Perché le bestie non parlano idioma

copertina di Animanti Untitled EditoreInizio a leggerlo, e so già qualcosa. Perché conosco l’editora, perché conversiamo ogni tanto, perché leggo le cose che scrive da anni. Poi so qualcosa dell’autore, o degli autori, insomma di queste voci che hanno scritto Animanti, che prende il titolo dal pre-testo di Leon Battista Alberti (un ampio frammento estratto dal Theogenius che apre il libro e nel quale l’Alberti, citando Plauto e anticipando Hobbes, esprime il disagio dell‘homo homini lupus). Allora inizio a leggerlo random, non sequenziale, come si leggono le enciclopedie, gli alfabeti, gli elenchi, i bestiari, i bestiari fantastici. Ma questo non è un bestiario fantastico, non è il manuale di zoologia immaginaria di Borges. Qui le bestie dicono degli uomini, e gli uomini dicono delle bestie. Gli uomini hanno una malattia che le bestie non hanno: la parola. Io penso che questi (questo, questa, queste…) che hanno scritto Animanti siano più malati di parola degli altri uomini, perché scrivono. E chi scrive è malato di parola due volte. Allora le bestie, penso, un po’ li salvano da questa malattia. Penso queste cose e intanto arrivo a leggere una specie di sentenza: perché le bestie non parlano idioma. Decido, testardamente, per partito preso, che faccio di quella frase la mia chiave interpretativa del libro.

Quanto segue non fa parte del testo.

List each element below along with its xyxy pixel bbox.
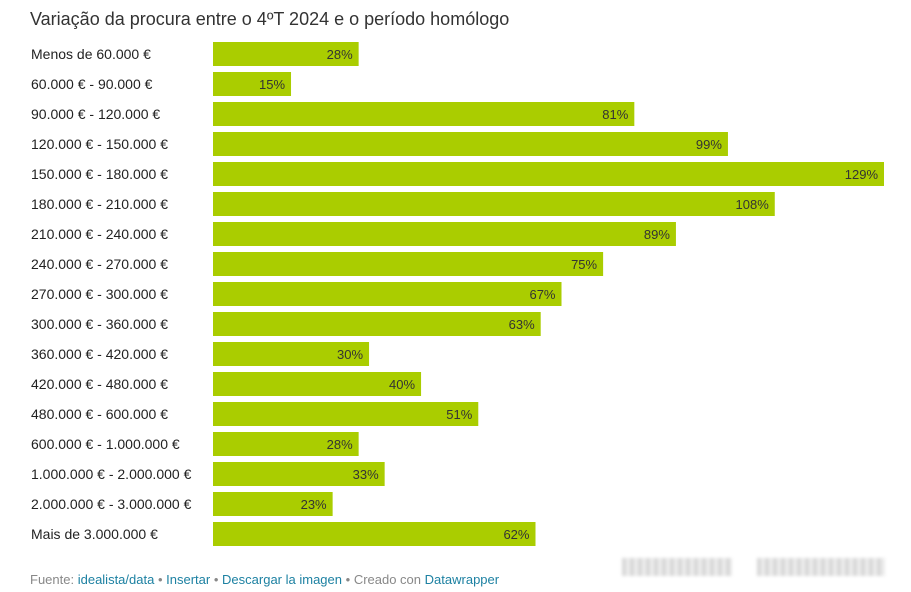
bar — [213, 372, 422, 396]
category-label: 210.000 € - 240.000 € — [31, 226, 168, 242]
source-link[interactable]: idealista/data — [77, 572, 155, 587]
blurred-watermark-block — [622, 558, 732, 576]
bar — [213, 132, 728, 156]
source-prefix: Fuente: — [30, 572, 75, 587]
category-label: 180.000 € - 210.000 € — [31, 196, 168, 212]
value-label: 75% — [571, 257, 597, 272]
bar — [213, 162, 884, 186]
blurred-watermark — [612, 554, 890, 580]
bar — [213, 342, 370, 366]
value-label: 108% — [736, 197, 770, 212]
download-image-link[interactable]: Descargar la imagen — [222, 572, 342, 587]
created-with-text: Creado con — [353, 572, 422, 587]
category-label: 60.000 € - 90.000 € — [31, 76, 153, 92]
category-label: 150.000 € - 180.000 € — [31, 166, 168, 182]
bar — [213, 102, 635, 126]
category-label: 120.000 € - 150.000 € — [31, 136, 168, 152]
bar — [213, 312, 541, 336]
category-label: 2.000.000 € - 3.000.000 € — [31, 496, 192, 512]
bar — [213, 222, 676, 246]
bar — [213, 282, 562, 306]
category-label: 300.000 € - 360.000 € — [31, 316, 168, 332]
bar — [213, 492, 333, 516]
category-label: 480.000 € - 600.000 € — [31, 406, 168, 422]
value-label: 51% — [446, 407, 472, 422]
bar — [213, 72, 292, 96]
footer-separator: • — [213, 572, 219, 587]
category-label: 240.000 € - 270.000 € — [31, 256, 168, 272]
category-label: Menos de 60.000 € — [31, 46, 151, 62]
category-label: 90.000 € - 120.000 € — [31, 106, 160, 122]
bar — [213, 402, 479, 426]
value-label: 81% — [602, 107, 628, 122]
bar-chart: Menos de 60.000 € 28% 60.000 € - 90.000 € 1… — [31, 42, 884, 546]
bar — [213, 252, 604, 276]
value-label: 28% — [327, 437, 353, 452]
value-label: 28% — [327, 47, 353, 62]
category-label: 360.000 € - 420.000 € — [31, 346, 168, 362]
value-label: 23% — [301, 497, 327, 512]
category-label: Mais de 3.000.000 € — [31, 526, 158, 542]
bar — [213, 462, 385, 486]
bar — [213, 432, 359, 456]
value-label: 67% — [529, 287, 555, 302]
footer-separator: • — [157, 572, 163, 587]
footer-separator: • — [345, 572, 351, 587]
value-label: 33% — [353, 467, 379, 482]
value-label: 99% — [696, 137, 722, 152]
category-label: 270.000 € - 300.000 € — [31, 286, 168, 302]
value-label: 15% — [259, 77, 285, 92]
category-label: 420.000 € - 480.000 € — [31, 376, 168, 392]
blurred-watermark-block — [757, 558, 885, 576]
insert-link[interactable]: Insertar — [166, 572, 211, 587]
datawrapper-link[interactable]: Datawrapper — [424, 572, 500, 587]
chart-title: Variação da procura entre o 4ºT 2024 e o… — [30, 9, 510, 29]
bar — [213, 522, 536, 546]
bar — [213, 42, 359, 66]
bar — [213, 192, 775, 216]
category-label: 1.000.000 € - 2.000.000 € — [31, 466, 192, 482]
value-label: 40% — [389, 377, 415, 392]
value-label: 30% — [337, 347, 363, 362]
chart-footer: Fuente: idealista/data • Insertar • Desc… — [30, 572, 499, 587]
value-label: 129% — [845, 167, 879, 182]
category-label: 600.000 € - 1.000.000 € — [31, 436, 180, 452]
value-label: 62% — [503, 527, 529, 542]
value-label: 63% — [509, 317, 535, 332]
value-label: 89% — [644, 227, 670, 242]
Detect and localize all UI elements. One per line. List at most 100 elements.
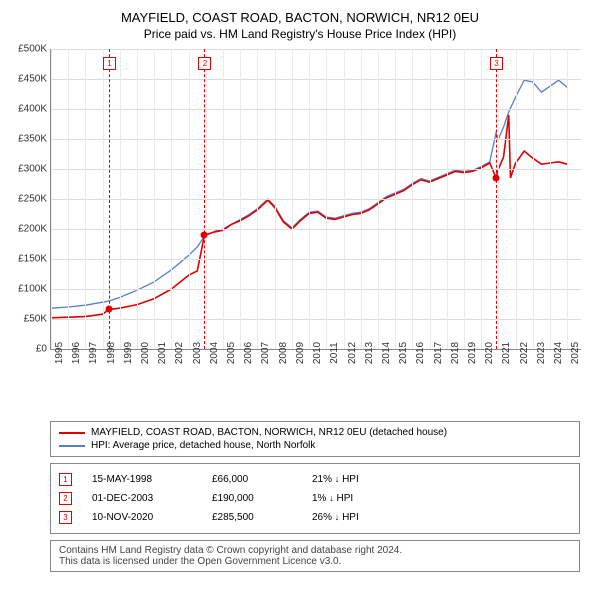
x-axis-label: 2023	[536, 342, 547, 364]
sale-date: 01-DEC-2003	[92, 493, 212, 504]
x-axis-label: 2003	[192, 342, 203, 364]
gridline-h	[51, 319, 581, 320]
sale-diff: 26% ↓ HPI	[312, 512, 432, 523]
x-axis-label: 1999	[123, 342, 134, 364]
x-axis-label: 2007	[260, 342, 271, 364]
gridline-v	[275, 49, 276, 349]
y-axis-label: £150K	[18, 254, 47, 265]
x-axis-label: 2018	[450, 342, 461, 364]
gridline-v	[85, 49, 86, 349]
sales-table: 115-MAY-1998£66,00021% ↓ HPI201-DEC-2003…	[50, 463, 580, 534]
event-vline	[496, 49, 497, 349]
arrow-down-icon: ↓	[335, 474, 340, 484]
gridline-v	[206, 49, 207, 349]
legend-swatch	[59, 445, 85, 447]
gridline-v	[137, 49, 138, 349]
y-axis-label: £500K	[18, 44, 47, 55]
sale-price: £190,000	[212, 493, 312, 504]
sale-row: 310-NOV-2020£285,50026% ↓ HPI	[59, 508, 571, 527]
gridline-v	[378, 49, 379, 349]
arrow-down-icon: ↓	[329, 493, 334, 503]
gridline-v	[223, 49, 224, 349]
gridline-v	[567, 49, 568, 349]
y-axis-label: £50K	[24, 314, 47, 325]
footer-line-1: Contains HM Land Registry data © Crown c…	[59, 545, 571, 556]
gridline-v	[326, 49, 327, 349]
gridline-h	[51, 79, 581, 80]
legend-swatch	[59, 432, 85, 434]
x-axis-label: 2017	[433, 342, 444, 364]
gridline-v	[361, 49, 362, 349]
x-axis-label: 2010	[312, 342, 323, 364]
gridline-v	[412, 49, 413, 349]
y-axis-label: £450K	[18, 74, 47, 85]
legend-label: MAYFIELD, COAST ROAD, BACTON, NORWICH, N…	[91, 427, 447, 438]
x-axis-label: 1995	[54, 342, 65, 364]
x-axis-label: 2013	[364, 342, 375, 364]
x-axis-label: 1998	[106, 342, 117, 364]
x-axis-label: 2025	[570, 342, 581, 364]
sale-marker: 3	[59, 511, 72, 524]
x-axis-label: 2008	[278, 342, 289, 364]
sale-marker: 1	[59, 473, 72, 486]
event-marker: 3	[490, 57, 503, 70]
sale-diff: 1% ↓ HPI	[312, 493, 432, 504]
x-axis-label: 2005	[226, 342, 237, 364]
x-axis-label: 2015	[398, 342, 409, 364]
gridline-h	[51, 139, 581, 140]
gridline-v	[189, 49, 190, 349]
x-axis-label: 2016	[415, 342, 426, 364]
gridline-v	[481, 49, 482, 349]
sale-price: £66,000	[212, 474, 312, 485]
x-axis-label: 2001	[157, 342, 168, 364]
event-vline	[109, 49, 110, 349]
gridline-v	[395, 49, 396, 349]
sale-date: 10-NOV-2020	[92, 512, 212, 523]
legend-row: HPI: Average price, detached house, Nort…	[59, 439, 571, 452]
gridline-v	[292, 49, 293, 349]
gridline-v	[240, 49, 241, 349]
x-axis-label: 2024	[553, 342, 564, 364]
gridline-h	[51, 259, 581, 260]
gridline-h	[51, 109, 581, 110]
gridline-v	[309, 49, 310, 349]
gridline-v	[430, 49, 431, 349]
plot: £0£50K£100K£150K£200K£250K£300K£350K£400…	[50, 49, 581, 350]
gridline-h	[51, 49, 581, 50]
legend-label: HPI: Average price, detached house, Nort…	[91, 440, 315, 451]
sale-row: 1 15-MAY-1998£66,00021% ↓ HPI	[59, 470, 571, 489]
x-axis-label: 2000	[140, 342, 151, 364]
gridline-v	[103, 49, 104, 349]
sale-date: 15-MAY-1998	[92, 474, 212, 485]
gridline-v	[533, 49, 534, 349]
x-axis-label: 2019	[467, 342, 478, 364]
chart-subtitle: Price paid vs. HM Land Registry's House …	[0, 27, 600, 41]
chart-area: £0£50K£100K£150K£200K£250K£300K£350K£400…	[50, 49, 580, 379]
gridline-h	[51, 289, 581, 290]
gridline-h	[51, 169, 581, 170]
x-axis-label: 2012	[347, 342, 358, 364]
x-axis-label: 2020	[484, 342, 495, 364]
gridline-v	[498, 49, 499, 349]
gridline-v	[171, 49, 172, 349]
gridline-v	[344, 49, 345, 349]
y-axis-label: £350K	[18, 134, 47, 145]
sale-diff: 21% ↓ HPI	[312, 474, 432, 485]
event-marker: 1	[103, 57, 116, 70]
gridline-v	[68, 49, 69, 349]
sale-point	[105, 306, 112, 313]
gridline-v	[51, 49, 52, 349]
y-axis-label: £300K	[18, 164, 47, 175]
x-axis-label: 1996	[71, 342, 82, 364]
sale-point	[492, 174, 499, 181]
arrow-down-icon: ↓	[335, 512, 340, 522]
x-axis-label: 2014	[381, 342, 392, 364]
legend-row: MAYFIELD, COAST ROAD, BACTON, NORWICH, N…	[59, 426, 571, 439]
gridline-h	[51, 199, 581, 200]
footer-line-2: This data is licensed under the Open Gov…	[59, 556, 571, 567]
chart-title: MAYFIELD, COAST ROAD, BACTON, NORWICH, N…	[0, 0, 600, 25]
x-axis-label: 2006	[243, 342, 254, 364]
y-axis-label: £250K	[18, 194, 47, 205]
y-axis-label: £0	[36, 344, 47, 355]
x-axis-label: 2021	[501, 342, 512, 364]
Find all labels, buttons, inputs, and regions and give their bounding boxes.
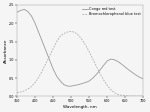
- Congo red test: [49, 59, 50, 60]
- Congo red test: [56, 76, 58, 77]
- Congo red test: [81, 83, 83, 84]
- Congo red test: [74, 85, 76, 86]
- Congo red test: [92, 77, 94, 79]
- Y-axis label: Absorbance: Absorbance: [3, 39, 8, 63]
- Congo red test: [128, 69, 130, 71]
- Congo red test: [23, 9, 25, 10]
- Bromochlorophenol blue test: [92, 58, 94, 60]
- Bromochlorophenol blue test: [20, 91, 21, 93]
- Bromochlorophenol blue test: [45, 63, 47, 64]
- Congo red test: [99, 69, 101, 71]
- Bromochlorophenol blue test: [139, 95, 141, 97]
- Bromochlorophenol blue test: [114, 92, 115, 93]
- Bromochlorophenol blue test: [31, 86, 32, 87]
- Congo red test: [34, 23, 36, 24]
- Congo red test: [59, 80, 61, 82]
- Bromochlorophenol blue test: [59, 35, 61, 37]
- Bromochlorophenol blue test: [85, 44, 87, 46]
- Bromochlorophenol blue test: [128, 95, 130, 97]
- Congo red test: [124, 66, 126, 68]
- X-axis label: Wavelength, nm: Wavelength, nm: [63, 104, 97, 109]
- Bromochlorophenol blue test: [99, 73, 101, 74]
- Bromochlorophenol blue test: [70, 31, 72, 32]
- Bromochlorophenol blue test: [96, 66, 97, 67]
- Bromochlorophenol blue test: [74, 32, 76, 33]
- Congo red test: [52, 68, 54, 70]
- Congo red test: [67, 85, 68, 87]
- Congo red test: [117, 61, 119, 62]
- Congo red test: [103, 65, 105, 66]
- Congo red test: [70, 85, 72, 87]
- Bromochlorophenol blue test: [135, 95, 137, 97]
- Bromochlorophenol blue test: [110, 89, 112, 90]
- Congo red test: [85, 82, 87, 83]
- Congo red test: [16, 12, 18, 13]
- Bromochlorophenol blue test: [34, 82, 36, 83]
- Bromochlorophenol blue test: [117, 94, 119, 95]
- Congo red test: [45, 50, 47, 51]
- Congo red test: [121, 64, 123, 65]
- Congo red test: [20, 10, 21, 11]
- Bromochlorophenol blue test: [81, 39, 83, 40]
- Bromochlorophenol blue test: [52, 48, 54, 50]
- Congo red test: [96, 74, 97, 75]
- Bromochlorophenol blue test: [67, 31, 68, 33]
- Bromochlorophenol blue test: [16, 92, 18, 93]
- Bromochlorophenol blue test: [56, 41, 58, 42]
- Congo red test: [27, 11, 29, 12]
- Bromochlorophenol blue test: [106, 85, 108, 86]
- Congo red test: [41, 41, 43, 42]
- Congo red test: [132, 72, 133, 73]
- Line: Bromochlorophenol blue test: Bromochlorophenol blue test: [17, 31, 143, 96]
- Bromochlorophenol blue test: [63, 33, 65, 34]
- Congo red test: [106, 60, 108, 62]
- Bromochlorophenol blue test: [121, 95, 123, 96]
- Bromochlorophenol blue test: [27, 88, 29, 90]
- Bromochlorophenol blue test: [49, 55, 50, 57]
- Congo red test: [142, 78, 144, 80]
- Legend: Congo red test, Bromochlorophenol blue test: Congo red test, Bromochlorophenol blue t…: [81, 7, 142, 16]
- Bromochlorophenol blue test: [38, 77, 40, 78]
- Congo red test: [38, 32, 40, 33]
- Line: Congo red test: Congo red test: [17, 9, 143, 86]
- Bromochlorophenol blue test: [41, 70, 43, 71]
- Congo red test: [135, 74, 137, 76]
- Bromochlorophenol blue test: [23, 90, 25, 92]
- Bromochlorophenol blue test: [88, 51, 90, 52]
- Congo red test: [63, 84, 65, 85]
- Bromochlorophenol blue test: [124, 95, 126, 96]
- Congo red test: [88, 80, 90, 82]
- Bromochlorophenol blue test: [142, 95, 144, 97]
- Congo red test: [114, 59, 115, 60]
- Congo red test: [31, 15, 32, 17]
- Bromochlorophenol blue test: [132, 95, 133, 97]
- Congo red test: [110, 58, 112, 60]
- Congo red test: [139, 77, 141, 78]
- Bromochlorophenol blue test: [77, 34, 79, 36]
- Congo red test: [77, 84, 79, 85]
- Bromochlorophenol blue test: [103, 79, 105, 81]
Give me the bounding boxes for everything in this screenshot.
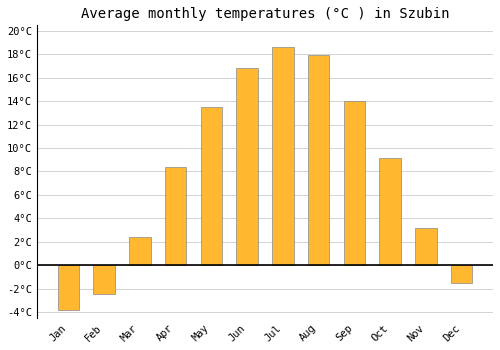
Bar [94,265,115,294]
Bar [236,68,258,265]
Bar [380,159,401,265]
Bar [272,47,293,265]
Bar [415,228,436,265]
Bar [129,237,150,265]
Bar [200,107,222,265]
Bar [451,265,472,283]
Bar [165,167,186,265]
Bar [308,55,330,265]
Bar [344,101,365,265]
Bar [58,265,79,310]
Title: Average monthly temperatures (°C ) in Szubin: Average monthly temperatures (°C ) in Sz… [80,7,449,21]
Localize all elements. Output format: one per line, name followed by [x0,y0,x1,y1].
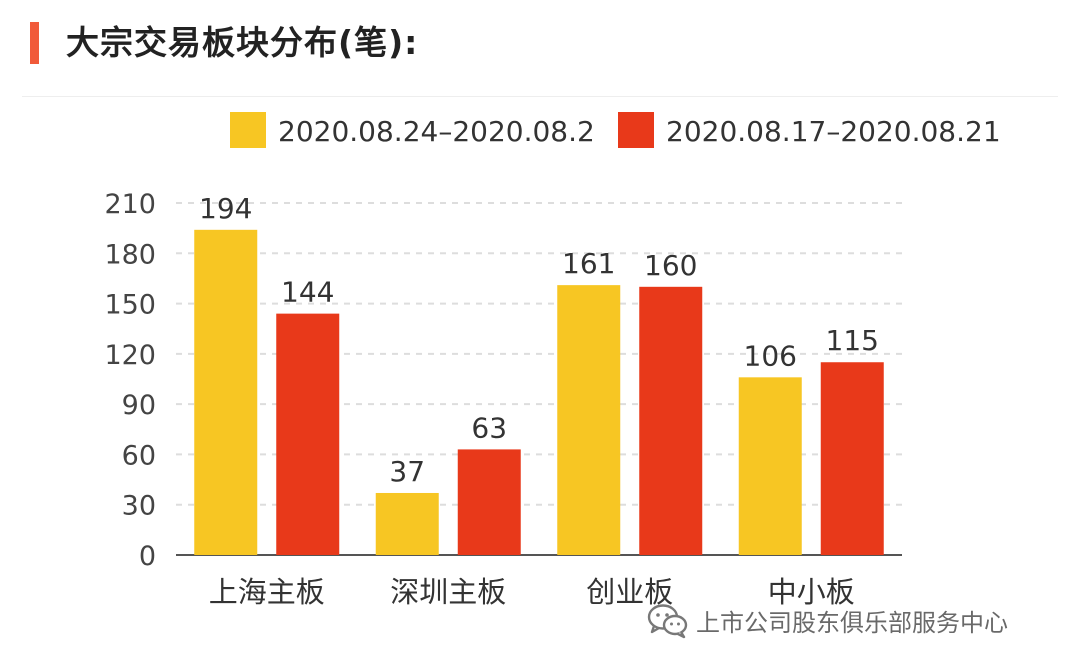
watermark-text: 上市公司股东俱乐部服务中心 [696,608,1008,637]
legend-swatch [618,112,654,148]
bar [457,449,521,555]
y-tick-label: 0 [139,541,156,572]
watermark: 上市公司股东俱乐部服务中心 [646,598,1008,642]
y-tick-label: 90 [122,390,156,421]
y-tick-label: 30 [122,491,156,522]
bar [738,377,802,555]
data-label: 63 [471,411,507,444]
x-tick-label: 创业板 [586,575,673,609]
data-label: 160 [644,249,697,282]
legend-label: 2020.08.24–2020.08.2 [278,115,595,148]
y-tick-label: 210 [104,189,156,220]
y-tick-label: 60 [122,440,156,471]
data-label: 194 [199,192,252,225]
data-label: 37 [389,455,425,488]
x-tick-label: 中小板 [768,575,855,609]
bar [276,313,340,555]
bar [820,362,884,555]
page-title: 大宗交易板块分布(笔): [66,23,419,62]
bar [557,285,621,555]
y-tick-label: 150 [104,290,156,321]
bar [375,492,439,555]
bar [194,229,258,556]
y-tick-label: 120 [104,340,156,371]
wechat-icon [647,604,688,639]
data-label: 106 [744,339,797,372]
title-divider [22,96,1058,97]
data-label: 144 [281,276,334,309]
data-label: 161 [562,247,615,280]
title-accent-bar [30,22,39,64]
legend-label: 2020.08.17–2020.08.21 [666,115,1001,148]
bar [639,286,703,555]
x-tick-label: 上海主板 [209,575,325,609]
data-label: 115 [826,324,879,357]
legend-swatch [230,112,266,148]
x-tick-label: 深圳主板 [390,575,506,609]
y-tick-label: 180 [104,239,156,270]
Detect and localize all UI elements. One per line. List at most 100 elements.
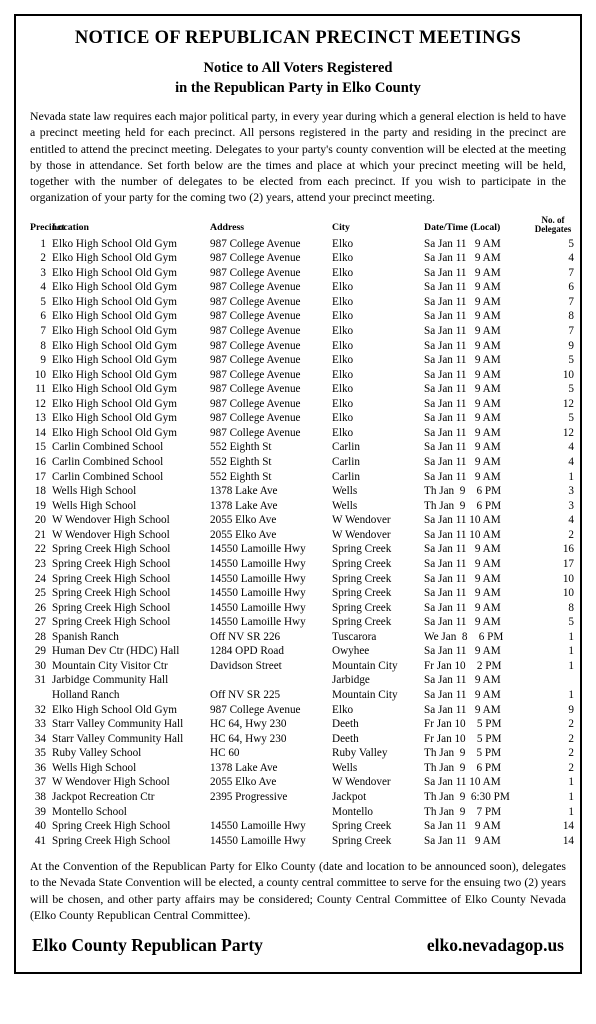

Così finisce che ripenso pure al mio Ludovico, tanto amato e odiato: “Se un leone potesse parlare, noi non potremmo capirlo.” (Ricerche Filosofiche, parte seconda). Che poi è l’ultima fase del suo pensiero, lebensform, giochi linguistici e forme di vita. Questi malati di parola, invece, capiscono/riconoscono il leone proprio perché non parla. Gli animanti non parlano, ma si innestano nei diari, nei ricordi, negli spazi vuoti che la lingua umana lascia loro. Questi sono diari (bellissime le pagine del coniglio insaguinato nella notte pisana, strade che conosco, atmosfere di sera estive di universitari che ho visto; folgoranti le formiche rese insonni per sillogismo falso…) contaminati dalle bestie, che invece non tengono diari ma si innestano nelle nostre vite, nei nostri ricordi, nelle paure profonde (e gli animali in Freud?). Le bestie stanno dentro all’inconscio prima che nei libri, prima che nel mondo. Prima stanno nel mito, poi diventano quelli familiari a due per due dell’arca di Noè. Quindi, ci sono questi malati di parola al quadrato che scrivono e intrecciano, conversando, i loro diari, e questi diari sono contagiati dalla purezza di chi non ha idioma, gli animanti. E scrivono in una lingua spuria, mescolando codice alto (“Ed io che ho tante parole magnanime in canna, tanta lingua al mio servizio!“) e basso, perché sono frammenti di epistolari in tempo reale (chat, mail, telefono, post) e ritagli di letteratura. Va da sé che la lettura di un testo come Animanti sia più agevole per chi conosce dall’interno come si formano queste conversazioni, questi rilanci, questi contagi. Le bestie ci contagiano coi loro virus, e noi abbiamo il virus più potente e contagioso di tutti, il linguaggio. Dicevo lebensform, allora Animanti è una raccolta, divisa in capitoletti titolati, di “forme di vita”. Queste forme di vita sono le interazioni tra umano e animale: interazioni biografiche (i cani, i cani domestici, insetti, animali fortuiti, incroci di strada, tutte le varie bestie che abitano le biografie degli autori) e interazioni simboliche (gli animali che popolano l’inconscio, che si manifestano nei sogni, nelle poesie, nella letteratura, nel Mito…)

Altro aspetto è la funzione di specchio, di riconoscimento: gli animali ci guardano (“non guardare il coniglio! perché anche lui ti guarda“) e noi ci specchiamo in loro, in loro riconosciamo la nostra bestialità (perduta o meno che sia) così come i nostri caratteri segreti (essere una lumaca domestica, o la “gameness dei cani da tana”). Animanti è molto più vicino a Kafka e alle sue creature inquiete che non alla fantasia di Borges. Un bestiario alla rovescia che, attraverso le voci ordinate di decine e decine di animali, ci racconta qualcosa di chi l’ha scritto. E chi l’ha scritto è riuscito a fare un po’ di  letteratura. Odierna.

Certe farfalle vivono solo un’ora, e pure hanno il tempo di cacarsi il cazzo.